That, of course, doesn't mean you have to agree with the House prosecutors as they make their case for impeaching the president for abusing his power and obstructing Congress. But to call for hearing their case fully, and for considering what witnesses (both the prosecution's and the defense's!) have to say about that case--that would be an honorable way to acknowledge that responsibility. And it would enable you to be able to authentically exercise the judgment which you have before

Last year, when President Trump claimed that the emergency at the southern border was all the pretext he needed to appropriate money for building his wall which Congress had not, in fact, constitutionally allocated for that use, Congress, rightly, protested. The House voted against that action (Representative Ron Estes, my congressman and your colleague, voted with the president); as did the Senate--and you voted with the majority, against Trump's (and your own party leadership's) wishes. At that time, you wrote at length about your fear of an "all-powerful executive," the importance of showing some "understanding of history" in making decisions, and most of all about how "the ends don't justify the means." Tomorrow you will begin sitting as a juror in President Trump's impeachment trial, and prominent members of your own party have made it known--despite criticism from the right and the left--that they have already decided what the end should be: namely, Trump's acquittal. That's not a show of judgment, that's not using--as you said you did a year ago--your "intellect" and your "gut." That's just assuming that this whole process is a show, and there's not reason to pretend that it matters. Taking impeachment seriously, by contrast, whatever the flaws and confusions of this example of it, involves being willing to perform a role, and follow through with it to where the evidence--witnesses included!--you feel it leads.
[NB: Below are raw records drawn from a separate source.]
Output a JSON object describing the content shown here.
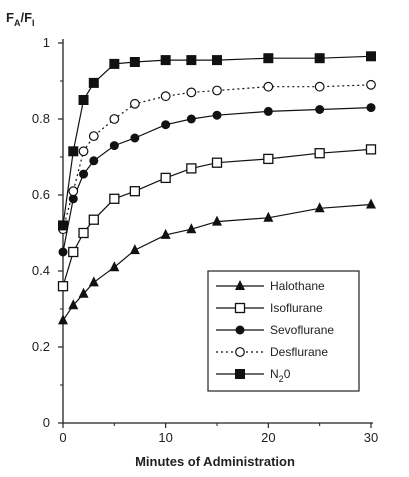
{
  "chart_data": {
    "type": "line",
    "xlabel": "Minutes of Administration",
    "ylabel": {
      "main": "F",
      "sub_a": "A",
      "sep": "/F",
      "sub_i": "I"
    },
    "xlim": [
      0,
      30
    ],
    "ylim": [
      0,
      1
    ],
    "xticks": [
      0,
      10,
      20,
      30
    ],
    "yticks": [
      {
        "value": 0,
        "label": "0"
      },
      {
        "value": 0.2,
        "label": "0.2"
      },
      {
        "value": 0.4,
        "label": "0.4"
      },
      {
        "value": 0.6,
        "label": "0.6"
      },
      {
        "value": 0.8,
        "label": "0.8"
      },
      {
        "value": 1,
        "label": "1"
      }
    ],
    "legend_position": "lower-right",
    "series": [
      {
        "name": "Halothane",
        "marker": "triangle-filled",
        "line": "solid",
        "x": [
          0,
          1,
          2,
          3,
          5,
          7,
          10,
          12.5,
          15,
          20,
          25,
          30
        ],
        "y": [
          0.27,
          0.31,
          0.34,
          0.37,
          0.41,
          0.455,
          0.495,
          0.51,
          0.53,
          0.54,
          0.565,
          0.575
        ]
      },
      {
        "name": "Isoflurane",
        "marker": "square-open",
        "line": "solid",
        "x": [
          0,
          1,
          2,
          3,
          5,
          7,
          10,
          12.5,
          15,
          20,
          25,
          30
        ],
        "y": [
          0.36,
          0.45,
          0.5,
          0.535,
          0.59,
          0.61,
          0.645,
          0.67,
          0.685,
          0.695,
          0.71,
          0.72
        ]
      },
      {
        "name": "Sevoflurane",
        "marker": "circle-filled",
        "line": "solid",
        "x": [
          0,
          1,
          2,
          3,
          5,
          7,
          10,
          12.5,
          15,
          20,
          25,
          30
        ],
        "y": [
          0.45,
          0.59,
          0.655,
          0.69,
          0.73,
          0.75,
          0.785,
          0.8,
          0.81,
          0.82,
          0.825,
          0.83
        ]
      },
      {
        "name": "Desflurane",
        "marker": "circle-open",
        "line": "dotted",
        "x": [
          0,
          1,
          2,
          3,
          5,
          7,
          10,
          12.5,
          15,
          20,
          25,
          30
        ],
        "y": [
          0.51,
          0.61,
          0.715,
          0.755,
          0.8,
          0.84,
          0.86,
          0.87,
          0.875,
          0.885,
          0.885,
          0.89
        ]
      },
      {
        "name": "N20",
        "label_parts": [
          "N",
          "2",
          "0"
        ],
        "marker": "square-filled",
        "line": "solid",
        "x": [
          0,
          1,
          2,
          3,
          5,
          7,
          10,
          12.5,
          15,
          20,
          25,
          30
        ],
        "y": [
          0.52,
          0.715,
          0.85,
          0.895,
          0.945,
          0.95,
          0.955,
          0.955,
          0.955,
          0.96,
          0.96,
          0.965
        ]
      }
    ]
  }
}
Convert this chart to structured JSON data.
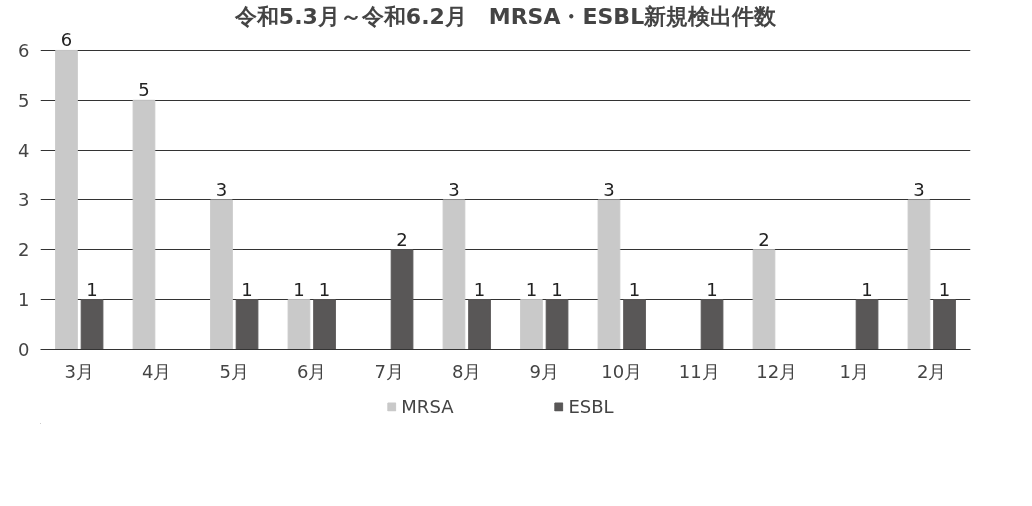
{
  "chart_data": {
    "type": "bar",
    "title": "令和5.3月～令和6.2月　MRSA・ESBL新規検出件数",
    "categories": [
      "3月",
      "4月",
      "5月",
      "6月",
      "7月",
      "8月",
      "9月",
      "10月",
      "11月",
      "12月",
      "1月",
      "2月"
    ],
    "series": [
      {
        "name": "MRSA",
        "color": "#c9c9c9",
        "values": [
          6,
          5,
          3,
          1,
          0,
          3,
          1,
          3,
          0,
          2,
          0,
          3
        ],
        "value_labels": [
          "6",
          "5",
          "3",
          "1",
          null,
          "3",
          "1",
          "3",
          null,
          "2",
          null,
          "3"
        ]
      },
      {
        "name": "ESBL",
        "color": "#595757",
        "values": [
          1,
          0,
          1,
          1,
          2,
          1,
          1,
          1,
          1,
          0,
          1,
          1
        ],
        "value_labels": [
          "1",
          null,
          "1",
          "1",
          "2",
          "1",
          "1",
          "1",
          "1",
          null,
          "1",
          "1"
        ]
      }
    ],
    "ylim": [
      0,
      6
    ],
    "yticks": [
      0,
      1,
      2,
      3,
      4,
      5,
      6
    ],
    "grid": "y",
    "legend": "bottom"
  }
}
Look, we're all smart people here: we all know, and most of all we know that you know, President Trump will not be impeached. (Similarly, you surely knew that Trump would veto Congress's blockage of his claimed emergency powers last year, which he did.) We're not asking you to make some kind of grand, pointless stand. But we are asking, as your Kansas constituents, that you do what I suspect your own conservative judgment surely calls for you to do: to push back against Senator McConnell's cynical approach, and demand that the trial, with all its customs and trappings, with its witnesses and evidence and two cases ritually presented, be allowed to go forward as the Constitution specifies.  Let the House impeachment managers call witnesses. Let Trump's defense team do likewise. Let the whole process be performed as it ought to be, however convoluted that path that led to this point may be.

Yes, the articles of impeachment sent to you by the House demand, in the end, a judgment call, an assessment of murky issues of presidential expectations and responsibilities, rather than a cut-and-dried application of the law. All the more reason to add your vote to those who will push against the hurried, dismissive (dare I say "Trumpish") approach to this constitutional matter, those who seek to it as fair and impartial as possible. The result may be foregone--but the process isn't. And is anything positive is to come out of the whole impeachment process, it may be a reminder that, so long as we choose to accept the basics of our constitutional order, then constitutional procedure still matters. That's a reasonable judgment, don't you think?